CUDA-x86 Performance

This release of the compiler uses what we call emulation mode. As with the PGI CUDA Fortran emulation mode, the compiler creates a task for each CUDA thread, and one host worker thread for each core on your system. The worker threads time share to execute all the tasks (CUDA threads) in a single thread block. The worker threads will execute a single task until a synchronization point is reached (__syncthreads), then will switch to a different task, until all tasks are complete. The thread blocks are executed one at a time; multi-core parallelism is used to execute multiple threads within a block.

This is a functionality-oriented release, not a performance-oriented release. While there is ample parallelism within a thread block to keep a multi-core busy, the way you write a program for a GPU is generally exactly wrong for a program executing in this way on a multi-core. To get coalesced memory loads and stores on the GPU, you organize your data so that adjacent threads in the thread block (consecutive values of threadIdx.x) access adjacent locations in the device memory. With this CUDA-x86 release, this means that different cores will access adjacent locations in memory, meaning they will have numerous cache conflicts.

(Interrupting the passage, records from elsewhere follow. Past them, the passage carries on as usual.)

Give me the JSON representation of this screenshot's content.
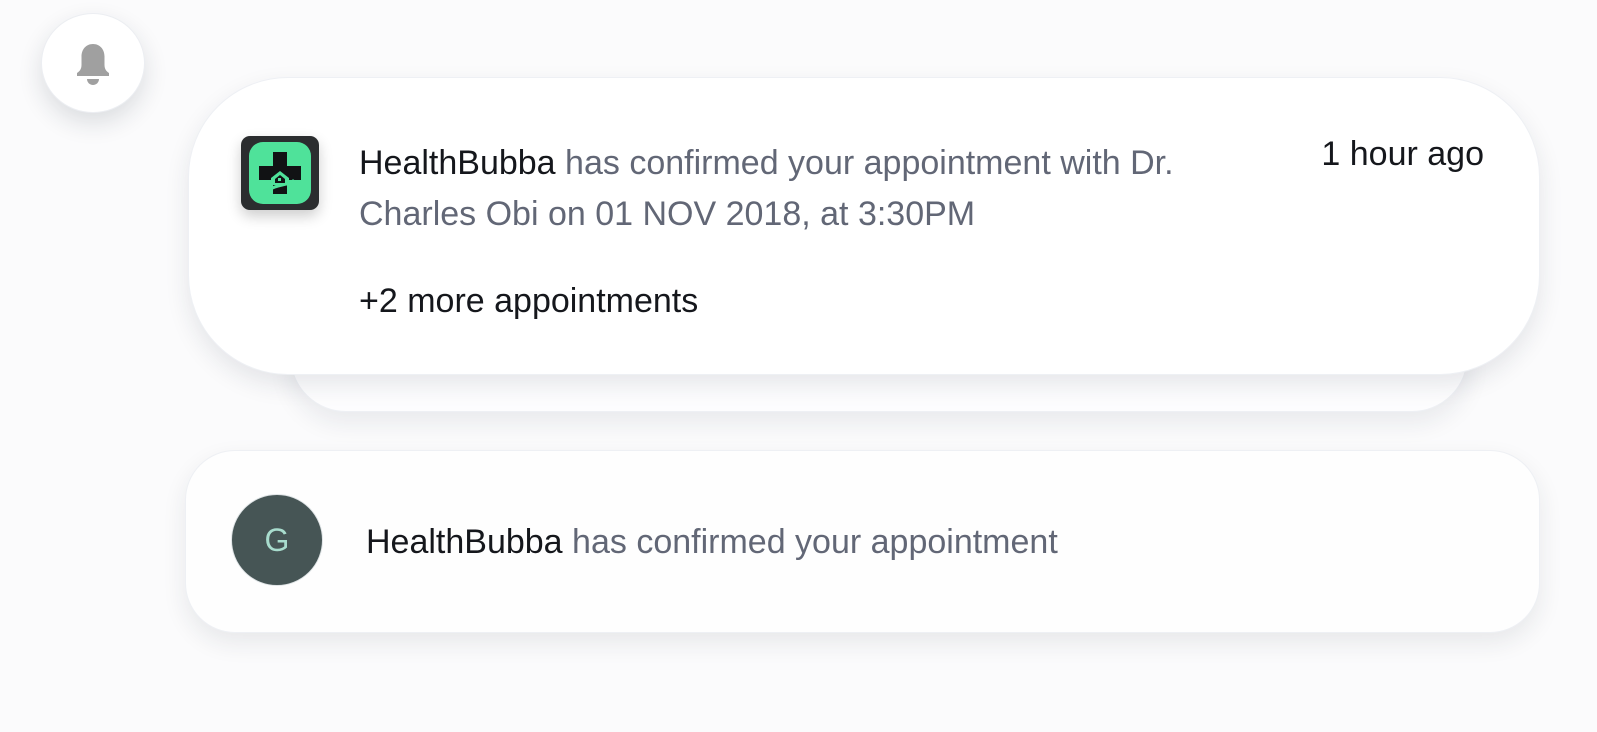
{
  "bell": {
    "icon": "bell-icon",
    "color": "#a0a0a0"
  },
  "notifications": [
    {
      "app_icon": "healthbubba-logo-icon",
      "sender": "HealthBubba",
      "message": " has confirmed your appointment with Dr. Charles Obi on 01 NOV 2018, at 3:30PM",
      "time": "1 hour ago",
      "more": "+2 more appointments",
      "logo_bg": "#2b2d2f",
      "logo_accent": "#4fe29a"
    },
    {
      "avatar_initial": "G",
      "sender": "HealthBubba",
      "message": " has confirmed your appointment",
      "avatar_bg": "#465555",
      "avatar_text_color": "#a8dccd"
    }
  ],
  "colors": {
    "primary_text": "#15171c",
    "secondary_text": "#626776",
    "background": "#fbfbfc"
  }
}
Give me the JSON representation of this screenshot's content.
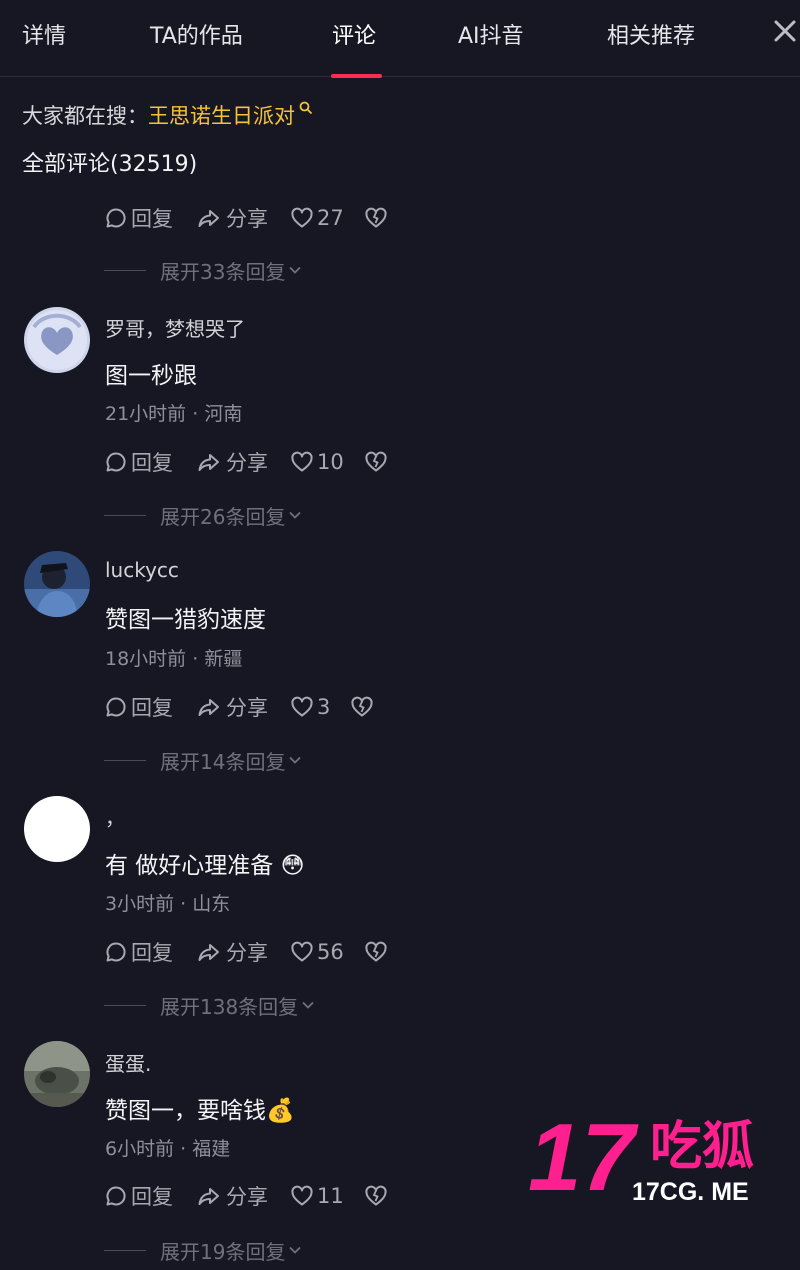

In emulation mode, a CUDA program will run significantly slower than the same program on an NVIDIA GPU. Later this year, we will release an optimized implementation that will change the parallelism model and use vectorization to execute multiple threads in parallel on a single core. We expect the performance will improve significantly, though it will likely still be a factor slower than a GPU; this is not surprising, given the massive parallelism available on a high-end GPU. Another performance metric is to compare a CUDA program to a native OpenMP implementation of the same algorithm. There will always be extra overhead for the CUDA program, dealing with memory management and rectangular thread block and grids, but our goal is to approach the performance of native OpenMP parallel code using CUDA.

Summary

PGI has released the first native CUDA C/C++ implementation for multi-core x86 processors. This first release implements the CUDA Runtime API, using multi-core parallelism across threads within a thread block. Some missing features, such as textures, will be added in the coming months, and a highly-optimizing code generator is also under development.